Deutschland und Afrika, eine vergleichsweise junge Geschichte. Erst kamen die Missionare und die Händler, dann die Schutztruppen. Und spätestens mit ihnen der herablassende Blick auf die Ureinwohner Afrikas. Bis heute ist uns der schwarze Kontinent suspekt geblieben.

Von Oliver Ramme | 16.10.2004
    Vor über 100 Jahren wähnte sich das kaiserliche Deutschland auf der Seite der Guten. "Nun wollen wir mit Schiffen über das Meer fahren, da und dort ein junges Deutschland gründen, ... die edelsten und gottähnlichsten Kinder erziehen", träumte bereits ein junger Richard Wagner. Wo genau auf der Welt dieser Traum in Erfüllung gehen sollte, blieb noch unklar. Ende des 19. Jahrhunderts waren es dann Männer wie der Bremer Kaufmann Adolf Lüderitz oder der Kolonialpropagandist Carl Peters, die dem zögerlichen Reichskanzler Bismarck Kolonien in Afrika schmackhaft machten. Von nun an machte Deutschland das, was die anderen Kolonialmächte auch taten: Sie regierten ihre afrikanischen Ländereien mit harter Hand und beuteten sie aus.
    Den Menschen in Berlin und anderswo blieb der Kontinent suspekt. Afrika war bestenfalls ein Schauplatz von Abenteuerromanen wie "Peter Moors Fahrt nach Südwest". Auch hinterließen die Afrikaner einen Furcht einflößenden Eindruck. In so genannten Kolonialausstellungen wurden sie in Zoos gezeigt - neben Elefanten- und Löwengehegen. Die deutsche Kolonialzeit, die nur 30 Jahre währte, war kein Ruhmesblatt. Im Gegenteil: Immer wieder kam es zu Gewalt zwischen Siedlern und Eingeborenen. Trauriger Tiefpunkt war die blutige Niederschlagung des Herero-Aufstands vor 100 Jahren im heutigen Namibia. Das stolze Hirtenvolk wurde dabei fast ausgerottet.
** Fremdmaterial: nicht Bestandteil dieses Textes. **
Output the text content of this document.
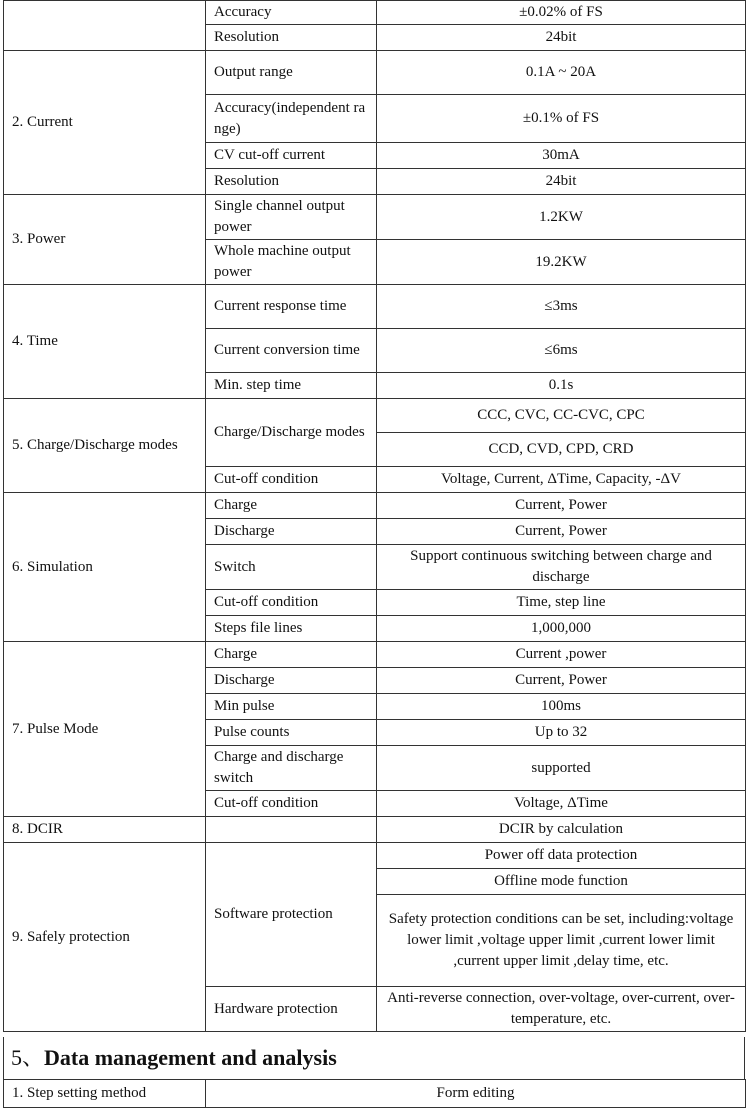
	Accuracy	±0.02% of FS
	Resolution	24bit
2. Current	Output range	0.1A ~ 20A
	Accuracy(independent range)	±0.1% of FS
	CV cut-off current	30mA
	Resolution	24bit
3. Power	Single channel output power	1.2KW
	Whole machine output power	19.2KW
4. Time	Current response time	≤3ms
	Current conversion time	≤6ms
	Min. step time	0.1s
5. Charge/Discharge modes	Charge/Discharge modes	CCC, CVC, CC-CVC, CPC
		CCD, CVD, CPD, CRD
	Cut-off condition	Voltage, Current, ΔTime, Capacity, -ΔV
6. Simulation	Charge	Current, Power
	Discharge	Current, Power
	Switch	Support continuous switching between charge and discharge
	Cut-off condition	Time, step line
	Steps file lines	1,000,000
7. Pulse Mode	Charge	Current ,power
	Discharge	Current, Power
	Min pulse	100ms
	Pulse counts	Up to 32
	Charge and discharge switch	supported
	Cut-off condition	Voltage, ΔTime
8. DCIR		DCIR by calculation
9. Safely protection	Software protection	Power off data protection
		Offline mode function
		Safety protection conditions can be set, including:voltage lower limit ,voltage upper limit ,current lower limit ,current upper limit ,delay time, etc.
	Hardware protection	Anti-reverse connection, over-voltage, over-current, over-temperature, etc.
5、Data management and analysis
1. Step setting method	Form editing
    Ein weiteres Problem in den Augen der kaiserlichen Gefolgschaft: Die Vermischung mit den Einheimischen. Ein Umstand, der später noch die Nazis beschäftigen würde. Viele tausend Afrikaner lebten in Deutschland. Der Rassenwahn des 3. Reichs ließ ihnen kaum Überlebenschancen. Eine der wenigen Möglichkeiten sich beruflich zu betätigen, waren Statistenrollen in den UFA Filmproduktionen.
    Nach dem Wegfall der vier deutschen Afrikakolonien zum Ende des 1. Weltkriegs, blieb es bei den gleichen Denkmustern. Kolonialrevisionisten in der Weimarer Republik und später die Propaganda des Dritten Reichs ließen die Kolonialromantik wieder aufleben und zelebrierten Grundsätze wie "Volk ohne Raum" oder "Deutsches Land in fremder Hand".
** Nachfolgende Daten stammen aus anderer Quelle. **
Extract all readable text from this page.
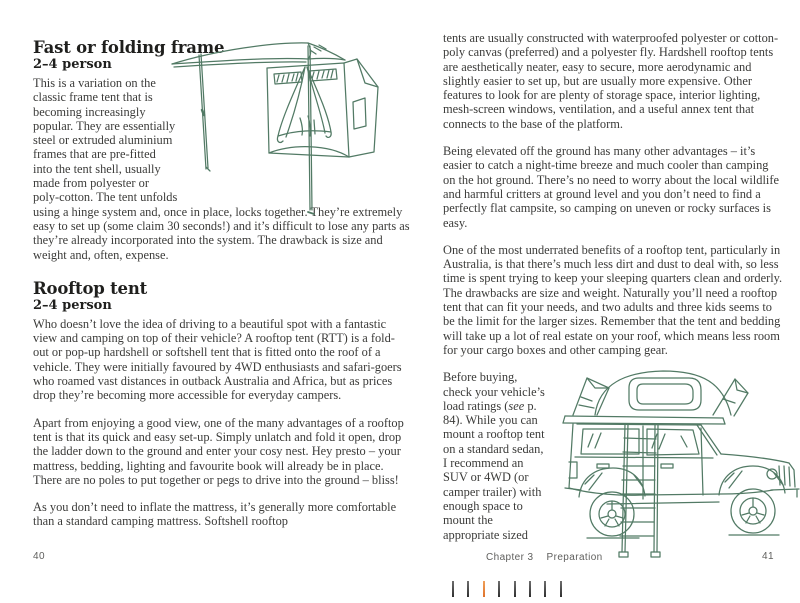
Fast or folding frame
2–4 person

This is a variation on the classic frame tent that is becoming increasingly popular. They are essentially steel or extruded aluminium frames that are pre-fitted into the tent shell, usually made from polyester or poly-cotton. The tent unfolds using a hinge system and, once in place, locks together. They’re extremely easy to set up (some claim 30 seconds!) and it’s difficult to lose any parts as they’re already incorporated into the system. The drawback is size and weight and, often, expense.

Rooftop tent
2–4 person

Who doesn’t love the idea of driving to a beautiful spot with a fantastic view and camping on top of their vehicle? A rooftop tent (RTT) is a fold-out or pop-up hardshell or softshell tent that is fitted onto the roof of a vehicle. They were initially favoured by 4WD enthusiasts and safari-goers who roamed vast distances in outback Australia and Africa, but as prices drop they’re becoming more accessible for everyday campers.

Apart from enjoying a good view, one of the many advantages of a rooftop tent is that its quick and easy set-up. Simply unlatch and fold it open, drop the ladder down to the ground and enter your cosy nest. Hey presto – your mattress, bedding, lighting and favourite book will already be in place. There are no poles to put together or pegs to drive into the ground – bliss!

As you don’t need to inflate the mattress, it’s generally more comfortable than a standard camping mattress. Softshell rooftop

tents are usually constructed with waterproofed polyester or cotton-poly canvas (preferred) and a polyester fly. Hardshell rooftop tents are aesthetically neater, easy to secure, more aerodynamic and slightly easier to set up, but are usually more expensive. Other features to look for are plenty of storage space, interior lighting, mesh-screen windows, ventilation, and a useful annex tent that connects to the base of the platform.

Being elevated off the ground has many other advantages – it’s easier to catch a night-time breeze and much cooler than camping on the hot ground. There’s no need to worry about the local wildlife and harmful critters at ground level and you don’t need to find a perfectly flat campsite, so camping on uneven or rocky surfaces is easy.

One of the most underrated benefits of a rooftop tent, particularly in Australia, is that there’s much less dirt and dust to deal with, so less time is spent trying to keep your sleeping quarters clean and orderly. The drawbacks are size and weight. Naturally you’ll need a rooftop tent that can fit your needs, and two adults and three kids seems to be the limit for the larger sizes. Remember that the tent and bedding will take up a lot of real estate on your roof, which means less room for your cargo boxes and other camping gear.

Before buying, check your vehicle’s load ratings (see p. 84). While you can mount a rooftop tent on a standard sedan, I recommend an SUV or 4WD (or camper trailer) with enough space to mount the appropriate sized

40	Chapter 3 Preparation	41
    Nicht alle deutschen Spuren in Afrika sind verwischt. Noch heute dampft das Passagierschiff "Graf Goetzen" (jetzt unter dem Namen "Liemba") über den tansanischen Tanganjikasee. Im namibischen Swakopmund gibt es die Bismarck-, in Lüderitz die Bahnhofsstraße. In Togo schiebt sich eine deutsche Eisenbahn durch den Dschungel.
    Stehen diese Relikte aus einer vergangenen Zeit für gute Beziehungen? Die Nationalparks in Afrika und ihre Löwen gefallen uns, ebenso die weißen Sandstrände unter Palmen und die Holzschnitzereien. Wirtschaftlich reizvoll sind, wie schon in den letzten Jahrhunderten, die immensen Bodenschätze.
    Was unseren heutigen Blick auf Afrika aber wirklich prägt, sind zwei Dinge: Klischees wie das vom faulen Schwarzen oder die unendliche Trägheit unter heißer Sonne. Und, es sind die Sorgen, die wir mit diesem Kontinent verbinden: Kriege, Armut, AIDS.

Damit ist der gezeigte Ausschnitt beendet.